Un Amico Grande

Il C.I.S.A.P. potenzia il progetto “Un Amico Grande”

 

PROGETTO

DOMANDA

 

PREMESSA

 

L’attività di volontariato “Un amico grande” rientra tra i servizi di affido diurno così come previsto dalla legislazione vigente. Da un’analisi dei bisogni effettuata nell’ambito dell’utenza afferente al Consorzio C.I.S.A.P. è emersa la necessità di potenziare questo strumento e di ampliarne l’utilizzo a favore di persone con disabilità in carico all’Area Disabili, in particolare nella fascia d’età 18-64 anni, ad integrazione degli interventi già previsti dal vigente Regolamento per il funzionamento della commissione multidisciplinare per la valutazione della Disabilità – UMVD distrettuale ASL TO3 Distretto Area Metropolitana Centro.

Le persone interessate a svolgere questo tipo di attività come volontari possono presentare domanda al Consorzio. I volontari saranno valutati in base al loro curriculum ed al colloquio con gli operatori del C.I.S.A.P. a tal scopo designati, se la valutazione risulterà idonea i nominativi verranno inseriti nella sezione dedicata nell’elenco generale degli affidatari disponibili a collaborare con il Consorzio.

Qualora i volontari siano attivati su specifiche situazioni di persone con disabilità, i loro interventi saranno supportati dal confronto periodico e dalla supervisione degli operatori dell’Area Disabili.

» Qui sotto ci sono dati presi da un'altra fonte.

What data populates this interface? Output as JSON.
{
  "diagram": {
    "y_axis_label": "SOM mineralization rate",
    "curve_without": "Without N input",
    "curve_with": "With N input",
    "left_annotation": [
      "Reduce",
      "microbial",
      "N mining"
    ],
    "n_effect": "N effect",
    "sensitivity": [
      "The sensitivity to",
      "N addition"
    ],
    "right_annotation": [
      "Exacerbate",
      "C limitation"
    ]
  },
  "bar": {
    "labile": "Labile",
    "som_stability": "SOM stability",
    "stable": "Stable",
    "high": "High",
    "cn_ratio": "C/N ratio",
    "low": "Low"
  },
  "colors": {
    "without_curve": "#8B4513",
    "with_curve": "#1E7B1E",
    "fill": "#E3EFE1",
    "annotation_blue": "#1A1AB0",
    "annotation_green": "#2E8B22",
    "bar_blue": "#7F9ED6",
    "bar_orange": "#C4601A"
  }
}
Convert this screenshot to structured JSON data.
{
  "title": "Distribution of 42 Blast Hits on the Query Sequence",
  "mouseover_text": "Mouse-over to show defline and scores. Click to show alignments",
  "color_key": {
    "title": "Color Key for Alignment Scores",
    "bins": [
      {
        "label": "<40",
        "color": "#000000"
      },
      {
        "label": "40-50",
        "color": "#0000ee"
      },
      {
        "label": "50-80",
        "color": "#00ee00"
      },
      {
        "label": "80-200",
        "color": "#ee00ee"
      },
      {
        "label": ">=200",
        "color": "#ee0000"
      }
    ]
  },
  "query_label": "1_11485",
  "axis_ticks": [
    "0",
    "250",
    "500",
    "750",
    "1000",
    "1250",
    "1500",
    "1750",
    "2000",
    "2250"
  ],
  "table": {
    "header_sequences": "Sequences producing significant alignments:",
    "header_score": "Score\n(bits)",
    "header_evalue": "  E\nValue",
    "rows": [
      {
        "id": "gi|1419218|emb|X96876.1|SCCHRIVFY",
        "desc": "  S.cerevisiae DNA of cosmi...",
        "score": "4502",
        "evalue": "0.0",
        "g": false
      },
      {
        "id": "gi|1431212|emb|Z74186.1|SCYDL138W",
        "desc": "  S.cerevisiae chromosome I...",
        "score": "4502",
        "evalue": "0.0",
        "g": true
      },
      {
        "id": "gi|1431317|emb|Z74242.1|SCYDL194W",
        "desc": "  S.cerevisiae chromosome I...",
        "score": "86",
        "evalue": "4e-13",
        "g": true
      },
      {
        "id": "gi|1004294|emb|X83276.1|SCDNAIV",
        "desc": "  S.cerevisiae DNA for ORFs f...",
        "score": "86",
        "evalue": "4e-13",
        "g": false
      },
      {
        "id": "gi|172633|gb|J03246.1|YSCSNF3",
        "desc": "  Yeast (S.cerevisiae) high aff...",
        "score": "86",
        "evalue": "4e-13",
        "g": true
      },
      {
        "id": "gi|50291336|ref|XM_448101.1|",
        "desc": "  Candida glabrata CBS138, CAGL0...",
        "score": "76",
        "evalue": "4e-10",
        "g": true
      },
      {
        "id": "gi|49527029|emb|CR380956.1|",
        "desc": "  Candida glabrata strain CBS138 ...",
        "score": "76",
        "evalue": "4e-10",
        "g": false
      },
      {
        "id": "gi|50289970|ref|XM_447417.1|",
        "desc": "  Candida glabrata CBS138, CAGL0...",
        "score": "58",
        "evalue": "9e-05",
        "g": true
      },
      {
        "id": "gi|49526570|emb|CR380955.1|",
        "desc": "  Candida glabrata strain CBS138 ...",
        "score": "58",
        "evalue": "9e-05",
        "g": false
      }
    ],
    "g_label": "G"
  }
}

Nel caso specifico di attività a favore di minori disabili, il progetto di affido dovrà avere il consenso della famiglia del minore o del suo tutore. Il consenso della famiglia dovrà prevedere l’autorizzazione o meno per l’accompagnamento del minore in auto guidata dal volontario. Ogni volontario può seguire al massimo due minori, con la possibilità di aumentare il numero in caso di minori appartenenti allo stesso nucleo famigliare.

Il progetto prevede un rimborso spese a favore del volontario e la sua copertura assicurativa.

 

DATI OPERATIVI

 

Requisiti: Maggiore età. Presentazione domanda e curriculum vitae al Consorzio. Valutazione positiva a seguito colloqui.

Redazione protocollo per l’avvio del progetto di affido diurno (in caso di minori o tutelati, controfirmata dai genitori/tutore) con indicazione del periodo, dei giorni e delle attività svolte e dell’autorizzazione per essere accompagnato in auto dal volontario. Approvazione progetto del Responsabile di Area e comunicazione alla famiglia, al volontario, all’ufficio ragioneria/amministrativi per rimborsi e attivazione assicurazione.

Assicurazione a carico del Consorzio per: Copertura polizza infortuni dell’ente; Spese mediche e farmaceutiche; Invalidità permanente; Morte.

Rimborso spese: Consegna foglio mensile interventi svolti. Vidimazione da parte degli operatori referenti.
Pagamento preferibilmente su c/c bancario del volontario entro 30 gg.

 

CRITERI RIMBORSO SPESE

 

FASCIA A:
Impegno richiesto minimo due incontri settimanali a favore di soggetti disabili di età compresa tra i 18 ed i 64 anni (o nuclei con un minore disabile), anche a sostegno ad attività strutturate del C.I.S.A.P. in affiancamento ad educatori. Incontro periodico di programmazione e verifica.
Rimborso mensile € 200

FASCIA B:
Impegno richiesto tre o più contatti settimanali a favore di soggetti disabili di età compresa tra i 18 ed i 64 anni (o nuclei con più di un minore disabile) o complessità elevata. Incontro periodico di programmazione e verifica.